The principle of relativity is as follows: certain properties and physical quantities can only be defined or measured relative to an observer's perspective. The principle of relativity is a cornerstone of physics. It goes back to Galileo Galilei. It was further developed by Albert Einstein for the theory of relativity.

Specifying a speed, for example, only makes sense if it is specified relative to something else. Normally the other is the earth's surface at rest. But if you consider that the earth rotates and the earth moves around the sun, and the sun moves in the galaxy Milky Way, one could really come to the sentence: "everything is relative". The phrase "everything is relative" does not mean that everything is "irrelevant".

A measured value is called absolute when it stands for itself:

It is now 17 degrees Celsius.

A measured value is called relative when it is compared with another:

Today it is 20% warmer than last year at the same time.
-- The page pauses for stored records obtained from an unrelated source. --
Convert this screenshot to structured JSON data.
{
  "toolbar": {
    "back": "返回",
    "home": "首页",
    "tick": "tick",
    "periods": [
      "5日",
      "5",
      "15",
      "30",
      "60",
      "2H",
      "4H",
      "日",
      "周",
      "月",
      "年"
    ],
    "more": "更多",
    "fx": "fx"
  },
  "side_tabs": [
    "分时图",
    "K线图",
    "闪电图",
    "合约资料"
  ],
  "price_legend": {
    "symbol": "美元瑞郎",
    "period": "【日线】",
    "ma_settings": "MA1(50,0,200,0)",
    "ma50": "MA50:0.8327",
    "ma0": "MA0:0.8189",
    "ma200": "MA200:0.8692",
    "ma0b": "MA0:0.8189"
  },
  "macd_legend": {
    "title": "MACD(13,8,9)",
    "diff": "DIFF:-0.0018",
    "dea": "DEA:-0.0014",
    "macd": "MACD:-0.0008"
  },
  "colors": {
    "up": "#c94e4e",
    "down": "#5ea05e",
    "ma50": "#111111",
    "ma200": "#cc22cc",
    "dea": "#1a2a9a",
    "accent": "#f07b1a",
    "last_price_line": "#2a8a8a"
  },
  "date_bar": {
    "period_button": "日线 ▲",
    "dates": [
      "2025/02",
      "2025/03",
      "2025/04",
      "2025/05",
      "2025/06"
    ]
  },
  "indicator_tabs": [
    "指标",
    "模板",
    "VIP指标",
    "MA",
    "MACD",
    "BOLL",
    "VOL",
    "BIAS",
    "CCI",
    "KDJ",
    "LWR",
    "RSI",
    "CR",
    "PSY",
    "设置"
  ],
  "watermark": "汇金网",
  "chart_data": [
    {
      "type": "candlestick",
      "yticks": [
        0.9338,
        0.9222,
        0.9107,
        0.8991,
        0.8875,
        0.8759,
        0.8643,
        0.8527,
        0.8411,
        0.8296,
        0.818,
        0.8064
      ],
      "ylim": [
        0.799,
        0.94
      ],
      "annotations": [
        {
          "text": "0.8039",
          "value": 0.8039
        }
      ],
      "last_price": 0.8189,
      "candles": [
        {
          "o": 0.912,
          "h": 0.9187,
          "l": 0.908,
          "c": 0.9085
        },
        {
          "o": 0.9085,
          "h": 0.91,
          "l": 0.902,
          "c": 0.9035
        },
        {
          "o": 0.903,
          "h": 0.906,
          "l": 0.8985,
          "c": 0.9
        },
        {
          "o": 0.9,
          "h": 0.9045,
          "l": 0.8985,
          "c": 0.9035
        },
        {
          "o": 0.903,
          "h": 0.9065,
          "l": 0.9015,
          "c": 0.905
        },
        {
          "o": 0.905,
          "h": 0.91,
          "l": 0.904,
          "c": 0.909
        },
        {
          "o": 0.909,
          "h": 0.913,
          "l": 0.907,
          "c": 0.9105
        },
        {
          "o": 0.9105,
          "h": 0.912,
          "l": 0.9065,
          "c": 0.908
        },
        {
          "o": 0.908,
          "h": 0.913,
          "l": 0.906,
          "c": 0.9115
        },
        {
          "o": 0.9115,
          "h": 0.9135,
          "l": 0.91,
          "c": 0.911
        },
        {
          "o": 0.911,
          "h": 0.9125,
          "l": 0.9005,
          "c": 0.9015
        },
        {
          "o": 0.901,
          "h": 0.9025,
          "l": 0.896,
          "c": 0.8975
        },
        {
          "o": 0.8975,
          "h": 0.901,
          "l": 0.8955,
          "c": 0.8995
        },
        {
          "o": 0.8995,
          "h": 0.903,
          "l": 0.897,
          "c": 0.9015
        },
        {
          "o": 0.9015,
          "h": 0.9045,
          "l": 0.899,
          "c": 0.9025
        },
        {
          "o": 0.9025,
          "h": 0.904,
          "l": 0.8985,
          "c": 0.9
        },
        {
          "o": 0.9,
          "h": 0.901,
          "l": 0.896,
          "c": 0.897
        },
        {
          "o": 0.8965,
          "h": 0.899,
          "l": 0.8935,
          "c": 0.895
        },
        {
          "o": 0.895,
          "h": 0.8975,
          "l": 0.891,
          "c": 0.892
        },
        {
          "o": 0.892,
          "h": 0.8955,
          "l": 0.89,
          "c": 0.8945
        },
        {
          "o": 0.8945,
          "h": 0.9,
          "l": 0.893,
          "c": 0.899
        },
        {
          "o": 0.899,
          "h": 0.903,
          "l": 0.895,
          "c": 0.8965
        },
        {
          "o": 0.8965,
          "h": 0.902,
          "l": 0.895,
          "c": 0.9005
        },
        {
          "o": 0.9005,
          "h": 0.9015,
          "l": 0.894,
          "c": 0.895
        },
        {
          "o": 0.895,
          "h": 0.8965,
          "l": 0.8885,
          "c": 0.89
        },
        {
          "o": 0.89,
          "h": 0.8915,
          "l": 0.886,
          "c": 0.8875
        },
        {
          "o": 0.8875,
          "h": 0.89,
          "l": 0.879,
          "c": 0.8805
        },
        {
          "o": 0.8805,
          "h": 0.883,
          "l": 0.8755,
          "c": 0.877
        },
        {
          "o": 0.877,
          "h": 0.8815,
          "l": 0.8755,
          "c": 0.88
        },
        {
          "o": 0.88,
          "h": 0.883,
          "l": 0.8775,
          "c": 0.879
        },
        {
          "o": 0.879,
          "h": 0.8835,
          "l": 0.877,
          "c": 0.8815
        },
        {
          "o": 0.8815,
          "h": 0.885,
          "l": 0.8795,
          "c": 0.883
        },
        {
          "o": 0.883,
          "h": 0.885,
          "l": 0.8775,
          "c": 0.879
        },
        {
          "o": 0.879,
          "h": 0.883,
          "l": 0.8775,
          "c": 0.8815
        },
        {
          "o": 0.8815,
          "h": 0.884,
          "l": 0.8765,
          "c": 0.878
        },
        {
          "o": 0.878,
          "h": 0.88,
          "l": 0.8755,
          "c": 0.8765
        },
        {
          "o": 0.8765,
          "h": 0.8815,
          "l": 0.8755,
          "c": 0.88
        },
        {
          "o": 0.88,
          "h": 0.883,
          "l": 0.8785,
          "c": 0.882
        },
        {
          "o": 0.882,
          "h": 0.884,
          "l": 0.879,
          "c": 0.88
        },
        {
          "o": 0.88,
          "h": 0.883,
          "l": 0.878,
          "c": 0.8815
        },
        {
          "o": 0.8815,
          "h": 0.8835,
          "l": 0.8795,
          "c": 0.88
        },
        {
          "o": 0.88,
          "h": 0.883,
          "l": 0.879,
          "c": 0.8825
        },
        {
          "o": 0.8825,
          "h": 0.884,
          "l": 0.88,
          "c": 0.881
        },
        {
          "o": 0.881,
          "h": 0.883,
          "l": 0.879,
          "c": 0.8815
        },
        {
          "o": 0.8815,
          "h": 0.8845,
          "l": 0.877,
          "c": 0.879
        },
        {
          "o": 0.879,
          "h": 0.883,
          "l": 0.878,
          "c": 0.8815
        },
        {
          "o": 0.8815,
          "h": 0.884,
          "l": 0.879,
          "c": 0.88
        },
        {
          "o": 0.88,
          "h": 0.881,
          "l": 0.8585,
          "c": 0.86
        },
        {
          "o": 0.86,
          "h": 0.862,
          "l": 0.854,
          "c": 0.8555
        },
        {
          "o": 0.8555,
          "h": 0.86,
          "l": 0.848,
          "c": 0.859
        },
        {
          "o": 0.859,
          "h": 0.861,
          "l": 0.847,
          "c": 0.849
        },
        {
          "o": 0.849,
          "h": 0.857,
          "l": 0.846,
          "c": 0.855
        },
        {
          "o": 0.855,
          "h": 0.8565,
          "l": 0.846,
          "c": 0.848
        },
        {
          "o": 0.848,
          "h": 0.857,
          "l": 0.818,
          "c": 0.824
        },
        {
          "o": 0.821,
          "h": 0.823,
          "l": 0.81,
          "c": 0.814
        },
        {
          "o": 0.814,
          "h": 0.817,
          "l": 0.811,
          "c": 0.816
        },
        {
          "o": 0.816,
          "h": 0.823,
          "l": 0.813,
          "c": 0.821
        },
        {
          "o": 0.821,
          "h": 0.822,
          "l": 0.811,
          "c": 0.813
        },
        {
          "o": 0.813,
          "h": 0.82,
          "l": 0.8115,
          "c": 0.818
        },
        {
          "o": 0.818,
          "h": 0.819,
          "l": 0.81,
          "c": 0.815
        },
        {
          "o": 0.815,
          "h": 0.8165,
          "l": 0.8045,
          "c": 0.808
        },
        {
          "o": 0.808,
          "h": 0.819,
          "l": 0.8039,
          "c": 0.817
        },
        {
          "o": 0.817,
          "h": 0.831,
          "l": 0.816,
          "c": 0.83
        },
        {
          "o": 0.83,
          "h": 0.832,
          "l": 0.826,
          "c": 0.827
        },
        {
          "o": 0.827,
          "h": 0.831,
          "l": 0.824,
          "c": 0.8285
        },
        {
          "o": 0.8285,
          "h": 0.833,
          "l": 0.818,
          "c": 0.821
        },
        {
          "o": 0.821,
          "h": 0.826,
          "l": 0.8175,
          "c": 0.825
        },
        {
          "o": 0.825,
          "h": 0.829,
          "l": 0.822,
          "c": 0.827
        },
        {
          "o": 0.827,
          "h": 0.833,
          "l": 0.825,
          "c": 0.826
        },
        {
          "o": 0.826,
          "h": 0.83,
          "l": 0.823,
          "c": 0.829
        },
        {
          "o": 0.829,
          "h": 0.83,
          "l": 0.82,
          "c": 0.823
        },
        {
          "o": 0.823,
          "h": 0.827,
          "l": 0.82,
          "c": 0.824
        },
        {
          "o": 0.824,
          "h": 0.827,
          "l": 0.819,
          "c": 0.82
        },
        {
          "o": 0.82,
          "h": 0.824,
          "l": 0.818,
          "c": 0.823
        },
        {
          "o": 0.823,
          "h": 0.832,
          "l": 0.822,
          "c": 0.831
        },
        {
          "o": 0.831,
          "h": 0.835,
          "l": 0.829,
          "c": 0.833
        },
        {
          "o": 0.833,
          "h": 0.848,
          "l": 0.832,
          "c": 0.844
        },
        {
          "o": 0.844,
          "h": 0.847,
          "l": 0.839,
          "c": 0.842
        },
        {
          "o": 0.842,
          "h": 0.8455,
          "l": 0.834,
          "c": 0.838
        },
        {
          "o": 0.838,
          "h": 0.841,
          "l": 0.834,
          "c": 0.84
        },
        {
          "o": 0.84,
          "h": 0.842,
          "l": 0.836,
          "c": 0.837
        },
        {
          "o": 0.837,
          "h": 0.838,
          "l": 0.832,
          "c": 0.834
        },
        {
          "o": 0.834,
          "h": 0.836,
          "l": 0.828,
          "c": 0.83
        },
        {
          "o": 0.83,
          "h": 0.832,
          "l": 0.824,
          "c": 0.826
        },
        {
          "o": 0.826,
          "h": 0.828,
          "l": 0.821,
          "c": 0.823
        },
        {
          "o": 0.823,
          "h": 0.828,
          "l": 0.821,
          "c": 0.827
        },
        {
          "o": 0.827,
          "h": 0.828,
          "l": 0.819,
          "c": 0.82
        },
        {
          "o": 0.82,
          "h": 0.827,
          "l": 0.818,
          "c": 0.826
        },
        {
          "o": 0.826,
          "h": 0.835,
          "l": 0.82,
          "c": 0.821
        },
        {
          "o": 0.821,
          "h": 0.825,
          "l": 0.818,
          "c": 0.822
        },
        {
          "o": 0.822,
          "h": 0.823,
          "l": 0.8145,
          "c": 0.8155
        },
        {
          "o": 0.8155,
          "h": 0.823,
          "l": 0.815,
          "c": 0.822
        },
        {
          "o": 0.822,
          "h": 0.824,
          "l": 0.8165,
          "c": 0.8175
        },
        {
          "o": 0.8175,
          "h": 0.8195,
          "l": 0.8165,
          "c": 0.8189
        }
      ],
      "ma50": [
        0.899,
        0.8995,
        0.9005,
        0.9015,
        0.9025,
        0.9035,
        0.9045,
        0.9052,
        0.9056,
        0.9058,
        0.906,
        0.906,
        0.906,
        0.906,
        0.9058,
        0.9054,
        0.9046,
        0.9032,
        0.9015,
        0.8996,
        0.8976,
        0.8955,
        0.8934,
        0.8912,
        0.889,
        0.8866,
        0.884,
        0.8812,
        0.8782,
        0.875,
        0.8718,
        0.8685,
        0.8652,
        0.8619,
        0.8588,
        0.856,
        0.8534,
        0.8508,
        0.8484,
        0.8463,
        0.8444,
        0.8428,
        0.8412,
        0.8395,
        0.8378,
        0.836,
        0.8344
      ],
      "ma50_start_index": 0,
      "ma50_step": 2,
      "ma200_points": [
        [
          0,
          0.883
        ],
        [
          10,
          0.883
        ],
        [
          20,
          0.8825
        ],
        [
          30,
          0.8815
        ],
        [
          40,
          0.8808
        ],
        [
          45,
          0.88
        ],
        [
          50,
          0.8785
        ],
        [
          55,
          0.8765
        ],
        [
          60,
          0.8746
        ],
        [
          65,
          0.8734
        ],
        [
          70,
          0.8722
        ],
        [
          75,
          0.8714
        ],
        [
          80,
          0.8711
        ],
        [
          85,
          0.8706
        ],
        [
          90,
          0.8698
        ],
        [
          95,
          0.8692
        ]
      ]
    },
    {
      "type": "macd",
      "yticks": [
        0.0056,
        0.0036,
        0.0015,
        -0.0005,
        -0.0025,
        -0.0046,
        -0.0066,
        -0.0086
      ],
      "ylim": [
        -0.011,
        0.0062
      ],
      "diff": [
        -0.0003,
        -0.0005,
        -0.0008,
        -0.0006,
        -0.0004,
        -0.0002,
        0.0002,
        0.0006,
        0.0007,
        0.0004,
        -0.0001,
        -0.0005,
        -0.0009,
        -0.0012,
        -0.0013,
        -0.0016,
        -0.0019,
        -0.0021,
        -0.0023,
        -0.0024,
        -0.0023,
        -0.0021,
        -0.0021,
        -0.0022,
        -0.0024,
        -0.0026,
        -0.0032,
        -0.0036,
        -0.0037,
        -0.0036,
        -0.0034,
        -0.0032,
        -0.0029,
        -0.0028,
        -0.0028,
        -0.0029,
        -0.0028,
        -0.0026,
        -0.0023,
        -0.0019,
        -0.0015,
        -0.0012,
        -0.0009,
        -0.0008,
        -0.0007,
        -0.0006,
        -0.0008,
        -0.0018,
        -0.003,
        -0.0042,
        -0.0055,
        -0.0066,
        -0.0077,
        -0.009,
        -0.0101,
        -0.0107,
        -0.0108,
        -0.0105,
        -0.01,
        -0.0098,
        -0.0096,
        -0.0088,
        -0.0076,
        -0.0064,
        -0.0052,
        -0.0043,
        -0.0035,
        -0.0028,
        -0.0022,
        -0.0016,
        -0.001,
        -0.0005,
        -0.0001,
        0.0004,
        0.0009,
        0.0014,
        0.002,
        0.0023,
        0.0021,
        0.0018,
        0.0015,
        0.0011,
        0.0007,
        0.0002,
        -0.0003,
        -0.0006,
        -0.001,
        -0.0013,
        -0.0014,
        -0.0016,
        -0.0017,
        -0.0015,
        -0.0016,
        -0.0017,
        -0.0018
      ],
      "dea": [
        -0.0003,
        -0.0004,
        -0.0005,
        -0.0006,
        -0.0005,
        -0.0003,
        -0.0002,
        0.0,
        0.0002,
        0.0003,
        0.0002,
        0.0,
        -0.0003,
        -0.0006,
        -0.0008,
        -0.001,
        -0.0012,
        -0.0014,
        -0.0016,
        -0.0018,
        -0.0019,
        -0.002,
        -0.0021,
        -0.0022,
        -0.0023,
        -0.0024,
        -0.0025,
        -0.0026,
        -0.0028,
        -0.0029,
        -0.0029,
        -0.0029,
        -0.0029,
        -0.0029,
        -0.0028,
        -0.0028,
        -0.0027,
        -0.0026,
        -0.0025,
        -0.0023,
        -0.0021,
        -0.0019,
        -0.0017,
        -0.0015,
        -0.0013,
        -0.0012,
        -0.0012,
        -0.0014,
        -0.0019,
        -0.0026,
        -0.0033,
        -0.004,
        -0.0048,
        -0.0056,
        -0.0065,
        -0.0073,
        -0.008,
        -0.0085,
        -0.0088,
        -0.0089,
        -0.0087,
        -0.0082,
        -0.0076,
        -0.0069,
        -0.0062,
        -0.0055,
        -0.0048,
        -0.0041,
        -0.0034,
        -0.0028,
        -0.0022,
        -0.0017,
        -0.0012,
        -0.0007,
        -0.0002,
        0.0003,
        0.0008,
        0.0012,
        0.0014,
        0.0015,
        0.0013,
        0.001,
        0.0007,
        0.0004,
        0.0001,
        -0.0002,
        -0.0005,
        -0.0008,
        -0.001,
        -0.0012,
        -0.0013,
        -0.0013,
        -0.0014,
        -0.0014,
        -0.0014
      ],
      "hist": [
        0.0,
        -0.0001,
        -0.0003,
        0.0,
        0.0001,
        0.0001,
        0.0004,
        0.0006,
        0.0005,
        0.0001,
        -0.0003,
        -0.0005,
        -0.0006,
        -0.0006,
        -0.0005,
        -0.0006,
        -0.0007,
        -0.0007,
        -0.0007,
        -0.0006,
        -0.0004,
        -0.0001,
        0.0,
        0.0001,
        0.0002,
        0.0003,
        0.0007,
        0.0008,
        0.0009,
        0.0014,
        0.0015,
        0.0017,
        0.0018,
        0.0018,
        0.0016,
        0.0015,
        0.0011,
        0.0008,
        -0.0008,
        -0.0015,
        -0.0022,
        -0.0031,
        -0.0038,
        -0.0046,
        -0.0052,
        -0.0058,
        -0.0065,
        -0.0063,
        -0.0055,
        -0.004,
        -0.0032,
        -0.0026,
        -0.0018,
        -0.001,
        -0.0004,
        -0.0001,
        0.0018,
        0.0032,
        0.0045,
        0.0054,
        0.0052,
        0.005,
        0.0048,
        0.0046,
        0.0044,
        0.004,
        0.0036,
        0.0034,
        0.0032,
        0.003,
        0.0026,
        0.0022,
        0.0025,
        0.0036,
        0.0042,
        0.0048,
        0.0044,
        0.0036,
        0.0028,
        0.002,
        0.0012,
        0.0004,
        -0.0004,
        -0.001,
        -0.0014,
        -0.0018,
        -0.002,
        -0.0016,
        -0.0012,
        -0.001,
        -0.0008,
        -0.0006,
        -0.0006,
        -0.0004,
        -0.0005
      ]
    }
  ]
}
Galileo Galilei formulated the principle of relativity on the basis of the controversial question of whether a ball on board a moving ship was in motion or at rest. His analysis of the problem was that the answer to the question depends on the position of the observer:

An observer who is also on board the ship sees the sphere at rest, while an observer on the bank sees the sphere move together with the ship.

The property of being in motion is therefore not a property of the sphere alone, but depends on the choice of the frame of reference.

According to Galileo, physical properties must be divided into relative, which therefore depend on the properties of the observer, and absolute, which can be determined or measured independently of the choice of the reference system.

In physical terms, the principle of relativity says that the same laws of nature apply in inertial systems that move uniformly relative to one another. When "strange effects" occur, it is often an indication that one is not in an inertial system.

An inertial system is a stationary or uniformly moving, unaccelerated system.

Everything seems to be normal in the dining car when things at the table behave as they always do. But if suddenly the coffee cup moves off the table, one can assume that one is no longer in an inertial system. The train brakes or accelerates - or drives too fast or slowly into a curve, that is also an accelerated movement.

The principle of relativity was extended to the theory of relativity by Albert Einstein. Einstein demanded the principle of relativity not only for the laws of mechanics, but also for electrodynamics.

The result was that in favor of a general principle of relativity one had to forego the idea of ​​an absolute space and an absolute time.

For speeds that are small compared to the speed of light, Einstein's principle of relativity changes over to Galileo's principle of relativity.